Calibrated Adaptation: Bayesian Stiefel Manifold Priors for Reliable Parameter-Efficient Fine-Tuning

arXiv:2602.17809v1 Announce Type: new
Abstract: Parameter-efficient fine-tuning methods such as LoRA enable practical adaptation of large language models but provide no principled uncertainty estimates, leading to poorly calibrated predictions and unreliable behavior under domain shift. We introduce Stiefel-Bayes Adapters (SBA), a Bayesian PEFT framework that places a Matrix Langevin prior over orthonormal adapter factors on the Stiefel manifold $St$ and performs approximate posterior inference via tangent space Laplace approximation with geodesic retraction.

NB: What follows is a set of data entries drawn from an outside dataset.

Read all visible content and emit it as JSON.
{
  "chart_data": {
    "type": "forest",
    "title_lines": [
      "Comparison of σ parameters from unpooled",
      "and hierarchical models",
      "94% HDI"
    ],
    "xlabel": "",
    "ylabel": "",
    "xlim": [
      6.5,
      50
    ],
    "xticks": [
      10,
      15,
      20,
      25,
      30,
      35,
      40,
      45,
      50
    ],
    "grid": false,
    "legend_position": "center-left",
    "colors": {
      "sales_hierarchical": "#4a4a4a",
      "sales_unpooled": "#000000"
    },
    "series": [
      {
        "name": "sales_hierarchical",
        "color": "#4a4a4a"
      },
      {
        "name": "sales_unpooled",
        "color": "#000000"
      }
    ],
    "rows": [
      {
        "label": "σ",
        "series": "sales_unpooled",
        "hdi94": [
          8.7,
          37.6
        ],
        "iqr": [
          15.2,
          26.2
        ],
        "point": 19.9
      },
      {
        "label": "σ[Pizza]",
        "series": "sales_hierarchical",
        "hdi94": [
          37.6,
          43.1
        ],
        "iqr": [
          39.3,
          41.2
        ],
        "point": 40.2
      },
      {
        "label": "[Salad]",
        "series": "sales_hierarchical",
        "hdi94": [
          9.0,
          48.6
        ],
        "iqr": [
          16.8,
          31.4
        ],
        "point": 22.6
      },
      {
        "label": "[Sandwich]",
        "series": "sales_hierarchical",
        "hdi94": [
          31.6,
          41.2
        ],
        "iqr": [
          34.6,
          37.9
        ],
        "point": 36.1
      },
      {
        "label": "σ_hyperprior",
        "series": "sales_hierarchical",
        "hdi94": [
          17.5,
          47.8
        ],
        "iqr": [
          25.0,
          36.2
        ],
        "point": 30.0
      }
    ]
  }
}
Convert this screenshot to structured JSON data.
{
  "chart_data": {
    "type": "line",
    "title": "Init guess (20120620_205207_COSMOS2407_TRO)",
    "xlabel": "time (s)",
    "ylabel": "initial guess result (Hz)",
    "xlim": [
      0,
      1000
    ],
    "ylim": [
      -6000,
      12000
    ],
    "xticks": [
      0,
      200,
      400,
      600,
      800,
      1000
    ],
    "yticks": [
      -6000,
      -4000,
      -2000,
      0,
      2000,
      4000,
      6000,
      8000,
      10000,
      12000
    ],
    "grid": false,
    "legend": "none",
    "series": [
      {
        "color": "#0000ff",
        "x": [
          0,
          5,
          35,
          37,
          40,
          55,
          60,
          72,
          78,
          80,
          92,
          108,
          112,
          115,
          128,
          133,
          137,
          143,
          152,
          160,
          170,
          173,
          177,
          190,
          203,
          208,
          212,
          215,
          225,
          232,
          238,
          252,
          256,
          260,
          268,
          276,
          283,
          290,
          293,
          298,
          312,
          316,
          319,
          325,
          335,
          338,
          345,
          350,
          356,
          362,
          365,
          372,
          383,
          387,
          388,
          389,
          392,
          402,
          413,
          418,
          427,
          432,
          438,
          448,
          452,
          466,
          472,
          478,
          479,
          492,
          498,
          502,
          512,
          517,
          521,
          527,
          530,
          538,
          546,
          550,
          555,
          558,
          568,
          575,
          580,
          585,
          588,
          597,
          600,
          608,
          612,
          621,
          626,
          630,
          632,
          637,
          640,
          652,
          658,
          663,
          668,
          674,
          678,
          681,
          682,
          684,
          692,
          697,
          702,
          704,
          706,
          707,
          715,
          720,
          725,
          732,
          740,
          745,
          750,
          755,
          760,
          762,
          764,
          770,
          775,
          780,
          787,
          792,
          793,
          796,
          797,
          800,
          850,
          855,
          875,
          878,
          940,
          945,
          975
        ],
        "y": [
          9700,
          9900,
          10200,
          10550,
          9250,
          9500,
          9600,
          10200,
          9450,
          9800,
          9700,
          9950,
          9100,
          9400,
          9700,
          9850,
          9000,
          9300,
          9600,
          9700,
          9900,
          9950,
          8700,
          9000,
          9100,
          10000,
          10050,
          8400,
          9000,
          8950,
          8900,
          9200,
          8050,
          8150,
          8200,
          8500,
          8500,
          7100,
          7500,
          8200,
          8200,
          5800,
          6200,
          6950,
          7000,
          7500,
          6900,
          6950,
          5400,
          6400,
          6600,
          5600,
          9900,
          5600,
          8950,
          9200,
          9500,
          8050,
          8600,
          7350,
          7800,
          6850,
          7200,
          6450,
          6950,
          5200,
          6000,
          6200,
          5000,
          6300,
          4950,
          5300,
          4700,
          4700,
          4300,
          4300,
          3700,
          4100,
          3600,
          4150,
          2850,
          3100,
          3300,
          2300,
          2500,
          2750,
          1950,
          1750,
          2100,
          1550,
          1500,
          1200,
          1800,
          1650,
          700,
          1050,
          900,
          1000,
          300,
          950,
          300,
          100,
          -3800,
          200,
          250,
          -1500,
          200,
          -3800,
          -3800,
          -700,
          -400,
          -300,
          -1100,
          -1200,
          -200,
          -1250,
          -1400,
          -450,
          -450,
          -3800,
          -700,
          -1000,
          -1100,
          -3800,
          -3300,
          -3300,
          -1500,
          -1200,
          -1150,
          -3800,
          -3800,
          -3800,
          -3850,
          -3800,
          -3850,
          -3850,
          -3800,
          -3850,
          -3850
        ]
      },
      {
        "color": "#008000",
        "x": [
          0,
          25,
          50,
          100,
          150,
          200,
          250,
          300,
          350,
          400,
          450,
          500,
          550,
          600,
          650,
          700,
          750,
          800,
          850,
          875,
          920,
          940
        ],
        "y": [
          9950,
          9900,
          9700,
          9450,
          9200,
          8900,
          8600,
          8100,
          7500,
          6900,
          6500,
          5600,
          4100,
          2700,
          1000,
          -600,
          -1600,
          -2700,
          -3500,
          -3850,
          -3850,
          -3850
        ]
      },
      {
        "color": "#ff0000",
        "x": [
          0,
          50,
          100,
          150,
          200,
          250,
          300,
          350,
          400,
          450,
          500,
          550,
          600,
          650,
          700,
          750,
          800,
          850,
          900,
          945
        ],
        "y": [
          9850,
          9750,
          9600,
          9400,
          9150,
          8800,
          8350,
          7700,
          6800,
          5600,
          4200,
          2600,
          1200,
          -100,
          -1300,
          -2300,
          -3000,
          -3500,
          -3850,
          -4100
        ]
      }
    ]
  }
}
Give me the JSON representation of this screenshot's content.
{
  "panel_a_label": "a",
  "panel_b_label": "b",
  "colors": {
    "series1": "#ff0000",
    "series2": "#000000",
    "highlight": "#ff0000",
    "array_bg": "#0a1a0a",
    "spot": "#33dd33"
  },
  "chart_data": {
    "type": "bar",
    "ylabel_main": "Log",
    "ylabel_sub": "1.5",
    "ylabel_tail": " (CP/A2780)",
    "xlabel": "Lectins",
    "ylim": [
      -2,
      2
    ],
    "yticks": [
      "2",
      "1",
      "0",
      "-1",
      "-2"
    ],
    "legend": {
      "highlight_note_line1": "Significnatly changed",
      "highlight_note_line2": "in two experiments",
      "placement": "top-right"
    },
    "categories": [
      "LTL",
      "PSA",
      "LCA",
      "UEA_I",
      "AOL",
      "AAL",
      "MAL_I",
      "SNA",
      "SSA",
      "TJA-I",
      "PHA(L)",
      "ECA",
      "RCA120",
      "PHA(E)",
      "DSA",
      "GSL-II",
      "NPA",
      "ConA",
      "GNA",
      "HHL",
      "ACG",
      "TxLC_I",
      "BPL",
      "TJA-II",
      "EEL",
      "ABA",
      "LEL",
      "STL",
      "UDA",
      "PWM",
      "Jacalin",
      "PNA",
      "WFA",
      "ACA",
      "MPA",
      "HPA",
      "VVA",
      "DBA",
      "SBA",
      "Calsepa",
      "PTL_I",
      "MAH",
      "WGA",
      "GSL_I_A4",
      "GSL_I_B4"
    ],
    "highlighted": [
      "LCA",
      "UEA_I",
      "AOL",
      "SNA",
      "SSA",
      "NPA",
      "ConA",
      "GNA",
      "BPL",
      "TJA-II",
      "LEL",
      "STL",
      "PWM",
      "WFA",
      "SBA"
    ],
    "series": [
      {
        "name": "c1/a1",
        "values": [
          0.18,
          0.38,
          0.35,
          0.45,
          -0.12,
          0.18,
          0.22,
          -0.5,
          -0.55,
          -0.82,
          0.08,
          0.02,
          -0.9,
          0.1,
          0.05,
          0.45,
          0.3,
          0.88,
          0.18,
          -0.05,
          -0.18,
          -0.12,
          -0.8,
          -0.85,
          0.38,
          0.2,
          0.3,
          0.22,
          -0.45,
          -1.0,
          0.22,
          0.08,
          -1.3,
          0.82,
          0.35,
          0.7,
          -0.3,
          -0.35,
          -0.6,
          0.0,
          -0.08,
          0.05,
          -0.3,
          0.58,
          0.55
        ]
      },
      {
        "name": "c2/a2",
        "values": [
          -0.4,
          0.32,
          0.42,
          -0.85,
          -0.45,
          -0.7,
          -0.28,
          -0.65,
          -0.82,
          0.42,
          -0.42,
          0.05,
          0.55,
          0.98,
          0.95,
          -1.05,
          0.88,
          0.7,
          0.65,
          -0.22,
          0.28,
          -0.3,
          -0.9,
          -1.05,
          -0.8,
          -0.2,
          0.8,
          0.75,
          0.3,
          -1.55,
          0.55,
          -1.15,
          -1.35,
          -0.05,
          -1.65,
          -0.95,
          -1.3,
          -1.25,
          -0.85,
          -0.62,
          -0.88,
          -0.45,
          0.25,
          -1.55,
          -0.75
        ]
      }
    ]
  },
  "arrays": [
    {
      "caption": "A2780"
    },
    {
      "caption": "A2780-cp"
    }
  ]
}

Unlike Gaussian priors in flat space projected onto orthogonality constraints, our prior on the manifold naturally encodes the inductive bias that adapter subspaces should be well conditioned and orthogonal, while the posterior provides calibrated predictive uncertainty without recalibration. We prove formally that the tangent space approximation strictly avoids the structural variance inflation inherent in projecting from ambient space, establishing a rigorous theoretical advantage for intrinsic manifold inference. Across GLUE and SuperGLUE benchmarks on RoBERTa-large, LLaMA-2-7B, LLaMA-2-13B, Mistral-7B, and Qwen2.5-7B, domain shift evaluations, selective prediction protocols, and an abstractive summarization task, SBA achieves task performance comparable to LoRA and DoRA while reducing Expected Calibration Error by 18 to 34% over deterministic baselines, improving selective prediction AUROC by 12 to 25% under domain shift, and outperforming deep ensembles of five LoRA models on OOD detection at a fraction of the parameter cost. Our results demonstrate that where you place uncertainty, on the right geometric structure, matters more than simply adding any Bayesian treatment to adapters.